A lot of people here say how he is a jerk for not letting her keep her name. That it is something simple. Well that can be said right back at her. Why would she throw away a relationship that has grown to that point over her wanting to keep her last name? "It's just a name." as people have commented. "You had a 90% perfect guy, and you threw him away."

It seems that the guy was the one who threw the relationship away. Of course, it's possible that the OP ended the relationship, but the implication is that he dumped her. If he throws a tantrum over her right to call herself what she wants, that's what's known as a "red flag," and it's a bit more worrying than being 10% imperfect. If he acted this was over what his partner chose to call herself, how might he react if they disagreed over her career? Or their kids? Or politics/religion? Should she just keep "compromising" (which, in the instance of this comments section, seems to mean "totally cave in to his demands")? At the very least, that course of action would almost certainly lead to some pretty horrible resentment a couple of years down the line.

angelous_fml 7

Just because it is a tradition for a woman to change her last name doesn't mean it is a requirement for marriage. If you think about it, it's actually pretty selfish for a man to just assume that his girl will change her last name. We aren't living in the past. It was a childish and selfish move of his and this just shows he was not at all ready for marriage.

I hope you guys work it out and I have to say that if you are going to be married for any length of time you are going to have to find a way to compromise. You won't always agree and so you will have to find a way to work problems out rather than just calling the whole thing off at the drop of a hat. Sometimes it's necessary to chat and then each go off and consider how important an issue really is to you and try to find a way through. There are plenty of good reasons on both sides of this decision; it's good for you to keep your identity but then your kids won't have the same name as you, which causes confusion. It's sometimes helpful from a career point of view to keep your name but perhaps it implies that you're not so committed to your husband. However, there are ways through. You may find on reflection that one or both of you actually doesn't consider the issue more important than your marriage. If you still do, you can hyphenate, or you can do as my wife does and use her maiden name at work and our family name personally. Work at it and find a way - don't allow your selves to fall at the first hurdle!

Evath 7

You had a lucky escape OP! If the guy is willing to break up with you over something so inconsequential, he doesn't deserve to be married to you in the first place. Marriage is hard work, there needs to be enough room on both sides for people to live their own lives and be their own person within the marriage.

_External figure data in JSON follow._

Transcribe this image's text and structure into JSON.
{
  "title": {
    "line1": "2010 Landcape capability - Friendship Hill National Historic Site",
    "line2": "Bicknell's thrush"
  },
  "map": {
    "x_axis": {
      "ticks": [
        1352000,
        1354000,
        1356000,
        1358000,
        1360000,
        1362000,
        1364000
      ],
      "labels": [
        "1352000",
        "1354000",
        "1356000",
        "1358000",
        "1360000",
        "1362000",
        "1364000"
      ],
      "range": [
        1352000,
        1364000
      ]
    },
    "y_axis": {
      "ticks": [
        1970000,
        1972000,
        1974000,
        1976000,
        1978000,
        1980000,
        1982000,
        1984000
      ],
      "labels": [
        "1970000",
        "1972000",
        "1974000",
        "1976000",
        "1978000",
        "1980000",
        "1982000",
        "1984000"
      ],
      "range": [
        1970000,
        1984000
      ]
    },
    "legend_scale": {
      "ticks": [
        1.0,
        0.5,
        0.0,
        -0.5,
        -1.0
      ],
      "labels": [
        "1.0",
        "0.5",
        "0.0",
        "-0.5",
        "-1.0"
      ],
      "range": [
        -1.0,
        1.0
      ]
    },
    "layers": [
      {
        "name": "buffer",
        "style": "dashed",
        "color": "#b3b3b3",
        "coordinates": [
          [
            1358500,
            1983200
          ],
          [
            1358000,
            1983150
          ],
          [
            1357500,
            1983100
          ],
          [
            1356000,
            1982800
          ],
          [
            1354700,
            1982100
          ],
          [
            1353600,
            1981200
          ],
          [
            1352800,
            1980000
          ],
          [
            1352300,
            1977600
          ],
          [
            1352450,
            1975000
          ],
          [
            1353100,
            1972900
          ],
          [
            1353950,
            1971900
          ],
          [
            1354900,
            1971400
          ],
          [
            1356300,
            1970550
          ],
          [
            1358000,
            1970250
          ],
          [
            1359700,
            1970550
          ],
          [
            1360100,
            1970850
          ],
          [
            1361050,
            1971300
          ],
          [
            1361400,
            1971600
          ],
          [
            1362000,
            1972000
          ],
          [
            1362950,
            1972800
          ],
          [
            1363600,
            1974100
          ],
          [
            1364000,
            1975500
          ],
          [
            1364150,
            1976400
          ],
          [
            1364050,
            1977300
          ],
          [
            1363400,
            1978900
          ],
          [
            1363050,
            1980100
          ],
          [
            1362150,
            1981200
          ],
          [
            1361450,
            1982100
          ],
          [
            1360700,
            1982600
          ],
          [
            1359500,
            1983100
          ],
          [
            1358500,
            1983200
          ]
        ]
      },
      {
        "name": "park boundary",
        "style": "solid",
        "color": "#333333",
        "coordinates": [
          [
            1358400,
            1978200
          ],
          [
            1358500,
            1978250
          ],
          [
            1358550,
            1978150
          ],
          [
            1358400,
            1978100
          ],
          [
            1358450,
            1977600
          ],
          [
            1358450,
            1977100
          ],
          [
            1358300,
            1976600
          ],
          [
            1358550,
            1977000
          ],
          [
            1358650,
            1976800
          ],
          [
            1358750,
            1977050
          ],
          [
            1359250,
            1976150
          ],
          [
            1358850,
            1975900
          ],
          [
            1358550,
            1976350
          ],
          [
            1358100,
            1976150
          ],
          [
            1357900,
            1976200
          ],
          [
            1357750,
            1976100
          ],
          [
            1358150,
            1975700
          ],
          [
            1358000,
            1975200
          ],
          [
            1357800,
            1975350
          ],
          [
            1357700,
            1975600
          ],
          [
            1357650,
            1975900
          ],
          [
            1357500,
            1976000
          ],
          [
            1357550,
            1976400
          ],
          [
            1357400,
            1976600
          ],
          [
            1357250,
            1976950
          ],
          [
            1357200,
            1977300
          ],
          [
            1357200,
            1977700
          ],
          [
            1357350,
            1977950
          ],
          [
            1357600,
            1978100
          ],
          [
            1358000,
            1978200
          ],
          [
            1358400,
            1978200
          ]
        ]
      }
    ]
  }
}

Is there a particular reason you are so damn rude?

InfiniteSecret 20

I love how so many people are saying it is just a name and no big deal, but once someone says for the guy to change his last name to the females ye loose your minds and go on rants about the importance of the last name, the meaning behind it and all that crap. 99% of the time it is just a name when a woman doesn't want to change it but it suddenly gains meaning, and is extremly important when it is suggested that the male change their name. Anyone who thinks it is just a name when a woman doesn't want to change their last name but gains meaning when the guy is suggested to change it is full of it.

If he broke up with you for that then he's way to immature to even think about getting married.